The Balsams Grand Resort Hotel
Dixville Notch, New Hampshire
From Caddy to Managing Partner of a Grand Resort Hotel
Stephen Barba is one of the few people who can lay claim that he has worked at only one place his entire life. Stephen was only 13 years old when he began working as a caddy in 1959 at The Balsams Grand Resort Hotel, the majestic 19th century resort hotel in the White Mountains of New Hampshire. In the 1950s, the large resorts in the Northeast were in remote locations. Because there were not enough boys available to carry golf bags for the golfers, caddy camps were established to attract interested candidates. Although Stephen started out as a caddy, he soon worked his way up to other jobs at the resort. "I worked at every available job, including bellman, car-runner, busboy, waiter in both the dining room and bar, and bartender. I labored every summer at The Balsams for 18 years. My wages helped pay for college tuition and graduate school," Stephen commented. He had planned to be a professor of English but an opportunity presented itself that would define Stephen's life's work. It is interesting to note that both Stephen and The Balsams reached a crossroads at the same time.

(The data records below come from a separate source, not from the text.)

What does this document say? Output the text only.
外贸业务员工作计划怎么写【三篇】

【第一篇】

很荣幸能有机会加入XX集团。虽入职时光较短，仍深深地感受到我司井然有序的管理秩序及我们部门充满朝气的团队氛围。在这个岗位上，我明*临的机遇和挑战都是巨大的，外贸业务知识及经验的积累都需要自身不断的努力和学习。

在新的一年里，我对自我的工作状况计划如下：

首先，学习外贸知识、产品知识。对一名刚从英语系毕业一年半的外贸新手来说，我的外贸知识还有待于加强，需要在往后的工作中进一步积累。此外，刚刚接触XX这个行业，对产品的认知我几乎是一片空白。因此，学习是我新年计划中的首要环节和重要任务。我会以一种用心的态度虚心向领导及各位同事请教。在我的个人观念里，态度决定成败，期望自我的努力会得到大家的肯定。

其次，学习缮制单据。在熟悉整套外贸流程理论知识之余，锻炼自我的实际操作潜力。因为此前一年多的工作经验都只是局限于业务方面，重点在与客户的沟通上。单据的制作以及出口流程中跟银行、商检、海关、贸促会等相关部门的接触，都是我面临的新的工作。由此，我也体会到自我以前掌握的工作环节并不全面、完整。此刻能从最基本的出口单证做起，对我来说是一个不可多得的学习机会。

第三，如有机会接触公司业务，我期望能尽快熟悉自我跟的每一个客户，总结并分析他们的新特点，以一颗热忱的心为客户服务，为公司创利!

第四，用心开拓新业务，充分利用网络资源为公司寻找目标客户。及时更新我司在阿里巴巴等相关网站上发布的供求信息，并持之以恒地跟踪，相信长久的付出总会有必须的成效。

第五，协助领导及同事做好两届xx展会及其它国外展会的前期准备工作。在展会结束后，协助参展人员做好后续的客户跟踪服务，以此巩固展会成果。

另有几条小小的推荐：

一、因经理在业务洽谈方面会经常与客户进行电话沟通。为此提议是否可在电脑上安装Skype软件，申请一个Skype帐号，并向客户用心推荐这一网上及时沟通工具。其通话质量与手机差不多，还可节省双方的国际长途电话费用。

"In the 1960s, most of the remaining grand resorts were in financial trouble. The resort managers were leaving after a year or two, so there was no cohesiveness in leadership. As a result, the resorts were dying, one-by-one, around the country and it looked as though The Balsams' days were numbered also. When Warren Pearson joined the staff to run its Alpine Ski School in 1966, he and I spoke often about this dire situation, and eventually the resort's owner gave us an opportunity we could not refuse. He offered us the chance to manage the hotel as partners. This would be a challenge, as we were young (I was 24 and Warren was 28) but we accepted the offer and threw ourselves into the work of resurrecting The Balsams. We worked night and day, and were single-minded in our mission," Stephen recalled. Their passion spilled over to fellow staff members and they came up with a winning formula that would have guests returning for their exceptional hospitality. After three years, there was a return guest rate of 86%.
The two men remained managing partners for over 31 years until Warren passed away several years ago. They shared a large office with wraparound windows facing the lobby. That office tells a lot about their ongoing philosophy of having an open environment and hands-on style of management. They continued the American-plan style of hostelry (guests get to experience "all the house has to offer") at The Balsams. This is the plan that was implemented from the beginning when, in 1866, The Balsams was known as the Dix House and was just a mere 25-room way station for travelers passing through. Stephen is alone in his office now, but he continues to look out upon the lobby at guests who return to his hotel to enjoy the fruit of his labor. "It has a sense of 'home' about it," Stephen says.
"I owe a lot to The Balsams. My love of golf, of mountains, of freedom - all of that grew here." And if The Balsams could speak, she would say, "Thanks to Stephen Barba and his lifelong efforts to rescue and perpetuate me, generations of families will continue to return to enjoy my vibrant, spontaneous hospitality and treasured traditions."